Aşağı inip 3 tane şezlong tuttum ve Ceylin'i aradım. Çoktan uyanmış ve giyinmişti. 5 dakika sonra yanıma gelip 3 tane şezlong da o tuttu ve tekrardan masaları birleştirmek için restauranta gittik. Bu sefer kimse bizi engellemeye kalkmamıştı. Sabah erken saatler olduğundan pek kimse yoktu ve iğneleyici bakışlara da mazur kalmamıştık. Şimdiyse ailelerimizin gelmesini beklerken masada oturmuş telefonlarımızla ilgileniyorduk. Sıkılıp telefonumu masaya bıraktım ve ellerimi geriye doğru uzatarak esnedim.
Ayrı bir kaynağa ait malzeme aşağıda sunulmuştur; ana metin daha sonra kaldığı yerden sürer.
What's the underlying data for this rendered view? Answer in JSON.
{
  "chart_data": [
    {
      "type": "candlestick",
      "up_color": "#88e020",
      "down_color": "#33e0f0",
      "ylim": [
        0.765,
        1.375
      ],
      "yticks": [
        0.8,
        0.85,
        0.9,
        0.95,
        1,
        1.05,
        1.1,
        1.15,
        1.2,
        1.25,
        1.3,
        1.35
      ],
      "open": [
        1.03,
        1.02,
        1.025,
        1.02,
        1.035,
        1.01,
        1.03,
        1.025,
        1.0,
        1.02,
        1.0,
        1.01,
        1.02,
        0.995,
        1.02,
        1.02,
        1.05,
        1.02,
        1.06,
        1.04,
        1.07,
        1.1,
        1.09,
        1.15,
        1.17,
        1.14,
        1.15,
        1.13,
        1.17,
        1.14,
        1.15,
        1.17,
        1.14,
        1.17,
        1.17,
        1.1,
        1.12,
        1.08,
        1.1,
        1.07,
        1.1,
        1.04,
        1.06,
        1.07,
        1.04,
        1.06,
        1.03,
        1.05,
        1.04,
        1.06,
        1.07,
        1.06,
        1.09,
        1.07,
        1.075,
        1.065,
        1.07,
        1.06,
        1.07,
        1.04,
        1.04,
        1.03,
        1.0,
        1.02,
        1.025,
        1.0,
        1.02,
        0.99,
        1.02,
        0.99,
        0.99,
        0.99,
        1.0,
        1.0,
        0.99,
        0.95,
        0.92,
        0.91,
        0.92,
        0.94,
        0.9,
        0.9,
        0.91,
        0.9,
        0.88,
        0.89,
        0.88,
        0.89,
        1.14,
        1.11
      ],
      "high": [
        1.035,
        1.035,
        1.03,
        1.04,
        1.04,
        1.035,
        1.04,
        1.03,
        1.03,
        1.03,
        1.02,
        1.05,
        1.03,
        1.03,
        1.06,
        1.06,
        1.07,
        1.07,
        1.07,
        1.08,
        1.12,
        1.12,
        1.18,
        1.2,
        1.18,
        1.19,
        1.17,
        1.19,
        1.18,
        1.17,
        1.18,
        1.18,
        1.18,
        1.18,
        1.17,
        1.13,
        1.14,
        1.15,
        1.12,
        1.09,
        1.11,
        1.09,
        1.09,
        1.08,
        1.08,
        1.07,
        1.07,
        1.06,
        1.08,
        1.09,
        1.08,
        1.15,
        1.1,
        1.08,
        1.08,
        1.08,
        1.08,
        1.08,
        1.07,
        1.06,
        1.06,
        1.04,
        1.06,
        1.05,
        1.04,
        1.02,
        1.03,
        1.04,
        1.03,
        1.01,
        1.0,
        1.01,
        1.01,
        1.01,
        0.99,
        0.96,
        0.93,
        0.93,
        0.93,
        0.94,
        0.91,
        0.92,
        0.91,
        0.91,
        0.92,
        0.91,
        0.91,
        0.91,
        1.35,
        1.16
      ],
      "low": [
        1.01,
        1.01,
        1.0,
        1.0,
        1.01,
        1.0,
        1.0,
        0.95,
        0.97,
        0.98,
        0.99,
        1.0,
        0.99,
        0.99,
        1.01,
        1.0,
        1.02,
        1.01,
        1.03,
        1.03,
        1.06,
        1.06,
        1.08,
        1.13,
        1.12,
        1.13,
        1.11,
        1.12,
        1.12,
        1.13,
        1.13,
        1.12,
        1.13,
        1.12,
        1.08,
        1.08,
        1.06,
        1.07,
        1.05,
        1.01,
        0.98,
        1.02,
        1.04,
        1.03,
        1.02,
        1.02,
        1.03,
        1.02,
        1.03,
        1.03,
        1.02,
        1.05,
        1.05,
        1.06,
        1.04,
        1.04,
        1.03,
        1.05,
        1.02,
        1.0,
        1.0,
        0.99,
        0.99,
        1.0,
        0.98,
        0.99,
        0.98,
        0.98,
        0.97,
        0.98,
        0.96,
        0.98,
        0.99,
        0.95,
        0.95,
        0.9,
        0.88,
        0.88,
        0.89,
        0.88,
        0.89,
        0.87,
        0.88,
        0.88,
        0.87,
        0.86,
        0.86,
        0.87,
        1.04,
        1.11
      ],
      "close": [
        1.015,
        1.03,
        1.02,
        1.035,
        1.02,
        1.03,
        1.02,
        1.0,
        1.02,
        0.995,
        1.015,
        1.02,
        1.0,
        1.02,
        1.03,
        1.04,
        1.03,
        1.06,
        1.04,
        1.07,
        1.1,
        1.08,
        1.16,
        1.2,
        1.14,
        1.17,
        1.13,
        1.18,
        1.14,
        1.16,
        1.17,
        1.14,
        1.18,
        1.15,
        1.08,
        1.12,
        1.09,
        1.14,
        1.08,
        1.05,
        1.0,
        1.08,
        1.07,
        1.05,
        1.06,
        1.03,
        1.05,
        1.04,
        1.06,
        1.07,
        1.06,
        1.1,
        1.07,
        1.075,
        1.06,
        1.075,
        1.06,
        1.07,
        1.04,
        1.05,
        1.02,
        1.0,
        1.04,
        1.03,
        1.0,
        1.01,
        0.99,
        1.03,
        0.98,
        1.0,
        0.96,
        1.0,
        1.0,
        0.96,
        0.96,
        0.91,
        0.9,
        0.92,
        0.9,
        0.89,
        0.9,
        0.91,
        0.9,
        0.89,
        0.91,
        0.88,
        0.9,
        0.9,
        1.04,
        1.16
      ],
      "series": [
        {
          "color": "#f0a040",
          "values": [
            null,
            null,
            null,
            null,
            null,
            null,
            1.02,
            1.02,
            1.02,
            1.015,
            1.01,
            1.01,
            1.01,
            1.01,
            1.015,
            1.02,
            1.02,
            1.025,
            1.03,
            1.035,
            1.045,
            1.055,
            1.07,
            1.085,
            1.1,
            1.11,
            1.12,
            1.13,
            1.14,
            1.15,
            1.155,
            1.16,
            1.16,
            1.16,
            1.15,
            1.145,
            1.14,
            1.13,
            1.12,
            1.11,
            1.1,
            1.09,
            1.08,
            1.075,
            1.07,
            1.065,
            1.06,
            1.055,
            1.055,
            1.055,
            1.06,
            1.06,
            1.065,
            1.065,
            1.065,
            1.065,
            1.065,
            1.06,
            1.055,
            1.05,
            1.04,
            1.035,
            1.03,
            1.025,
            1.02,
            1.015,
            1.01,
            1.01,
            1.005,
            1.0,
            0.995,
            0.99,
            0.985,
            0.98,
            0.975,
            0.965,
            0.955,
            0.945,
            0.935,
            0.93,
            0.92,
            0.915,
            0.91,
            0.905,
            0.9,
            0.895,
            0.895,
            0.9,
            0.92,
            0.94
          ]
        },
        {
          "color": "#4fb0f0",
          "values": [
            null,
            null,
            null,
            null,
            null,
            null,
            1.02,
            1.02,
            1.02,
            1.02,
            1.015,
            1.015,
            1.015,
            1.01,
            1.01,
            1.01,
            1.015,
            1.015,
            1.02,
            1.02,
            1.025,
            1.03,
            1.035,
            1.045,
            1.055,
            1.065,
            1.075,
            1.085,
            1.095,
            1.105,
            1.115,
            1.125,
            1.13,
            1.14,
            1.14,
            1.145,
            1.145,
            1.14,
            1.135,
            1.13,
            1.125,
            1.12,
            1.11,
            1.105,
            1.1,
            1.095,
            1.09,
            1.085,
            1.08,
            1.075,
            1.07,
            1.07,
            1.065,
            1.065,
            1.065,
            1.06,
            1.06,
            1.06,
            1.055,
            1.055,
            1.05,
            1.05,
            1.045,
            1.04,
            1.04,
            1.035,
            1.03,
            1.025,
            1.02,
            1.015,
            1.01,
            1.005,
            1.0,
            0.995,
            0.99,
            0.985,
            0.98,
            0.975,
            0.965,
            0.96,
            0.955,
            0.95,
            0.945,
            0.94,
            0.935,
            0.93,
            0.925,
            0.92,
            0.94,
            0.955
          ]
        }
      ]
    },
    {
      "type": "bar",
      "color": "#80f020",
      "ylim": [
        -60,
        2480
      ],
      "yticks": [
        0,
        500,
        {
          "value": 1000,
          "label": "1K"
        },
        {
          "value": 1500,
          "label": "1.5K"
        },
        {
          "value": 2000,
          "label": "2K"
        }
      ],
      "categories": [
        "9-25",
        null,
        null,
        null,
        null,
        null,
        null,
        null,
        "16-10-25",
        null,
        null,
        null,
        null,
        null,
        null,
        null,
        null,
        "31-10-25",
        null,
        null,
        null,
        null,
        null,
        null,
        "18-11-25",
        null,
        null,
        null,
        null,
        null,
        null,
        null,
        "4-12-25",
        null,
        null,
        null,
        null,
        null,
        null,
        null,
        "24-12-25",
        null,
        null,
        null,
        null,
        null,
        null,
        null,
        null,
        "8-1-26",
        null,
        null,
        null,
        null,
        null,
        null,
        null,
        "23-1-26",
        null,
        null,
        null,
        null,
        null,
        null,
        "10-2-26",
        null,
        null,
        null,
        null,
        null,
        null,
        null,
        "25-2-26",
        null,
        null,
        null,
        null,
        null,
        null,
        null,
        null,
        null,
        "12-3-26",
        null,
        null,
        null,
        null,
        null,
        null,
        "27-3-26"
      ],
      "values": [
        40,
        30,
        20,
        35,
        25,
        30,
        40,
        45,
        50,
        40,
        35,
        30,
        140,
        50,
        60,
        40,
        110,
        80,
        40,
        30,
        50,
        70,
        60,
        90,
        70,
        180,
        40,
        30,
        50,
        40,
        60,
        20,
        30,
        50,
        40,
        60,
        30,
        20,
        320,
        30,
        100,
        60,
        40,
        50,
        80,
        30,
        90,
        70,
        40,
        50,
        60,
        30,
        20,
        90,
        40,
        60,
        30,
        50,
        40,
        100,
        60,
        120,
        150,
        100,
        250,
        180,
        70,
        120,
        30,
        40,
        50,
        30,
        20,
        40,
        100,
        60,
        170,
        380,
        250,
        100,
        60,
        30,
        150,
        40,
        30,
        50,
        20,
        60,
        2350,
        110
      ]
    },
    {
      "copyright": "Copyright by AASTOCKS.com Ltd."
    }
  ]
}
"Çok yorgunum," dedim. " O kadar yorgunum ki yemek yemek bile istemiyor canım." Sanki başka zamanlar istiyor da dedi içimdeki anti - Hilal.

"Aynen öyleyim ben de," dedi Ceylin. " Neyse ki benim canım hâlâ yemek yemek istiyor."

Herkes masaya geldiğinde eşyalarını bırakıp kahvaltılarını almaya gittiler. Ve biz biraz daha bekledik.

"Hilal bak dünkü çocuk." Bu sefer gösterdiği yere bakmadım, uğraştığım işe devam ettim. "Bak bu sefer bayağı yakınımıza oturdu." deyişiyle beraber merakıma yenik düşüp gözlerini takip ettim. Evet, gerçekten yakınımızdaydı. Konuştuklarımızı duyacak mesafedeydi. Ne dediğimizi anlamadığına şükrettim.

Onu daha yakından inceleyebiliyordum. Gözleri hakkındaki tahminimde yanılmamıştım, maviydi, yine dediğim şekilde beyaz tenliydi. Masada karşısındaki kızla beraber oturuyordu. Sandalyesini itip ayağa kalktığında uzun boylu olduğunu gördüm. Çok uzundu!

Hâlâ onu izlerken beklemediğim bir anda bana baktığında fazlasıyla utanarak gözlerimi yere indirdim. Muhtemelen bu sefer kızarmıştım da.

"Yanındaki kız acaba kardeşi mi? Sevgilisini getirecek kadar rahat değillerdir herhalde?" Son zamanlarda fazlasıyla yaptığım hareketi tekrarlayarak omuz silktim.

"Sevgilisi olabilir. Büyük duruyor zaten."

"Kolundaki bileklik beyaz, Hilal." Evet haklıydı. "En fazla 17 yaşındadır, yani yarın senin olacağın yaşta."

"Bunlar genelde hormonlu oluyorlar. 13-14 yaşında da çıkabilir çocuk, Ceylin."

"Öyleyse de artık şansına küs."

Bir şey demedim. Herkes geldiğinde kahvaltı alma sırası bize gelmişti. Gidip çeşit çeşit kahvaltılıkları inceledim ve her zaman yaptığım gibi istemeye istemeye tabağıma birkaç parça yiyecek aldım. Kahve makinesine gidip ayarı yaptım ve beklemeye başladım. Solumdaki silueti hissettiğimde kahvem daha dolmamıştı.

Yavaş yavaş bakışlarım tırmanıp yüzüne ulaştığında o olduğunu gördüm. Gözlerimiz bir saniye için birleştiğinde tepki vermeden önüme döndüm ve kahvemi alıp masama gittim. Oturduğumda Ceylin'i sırıtırken gördüm ama bir şey söylemek için müsait bir ortamda değildik.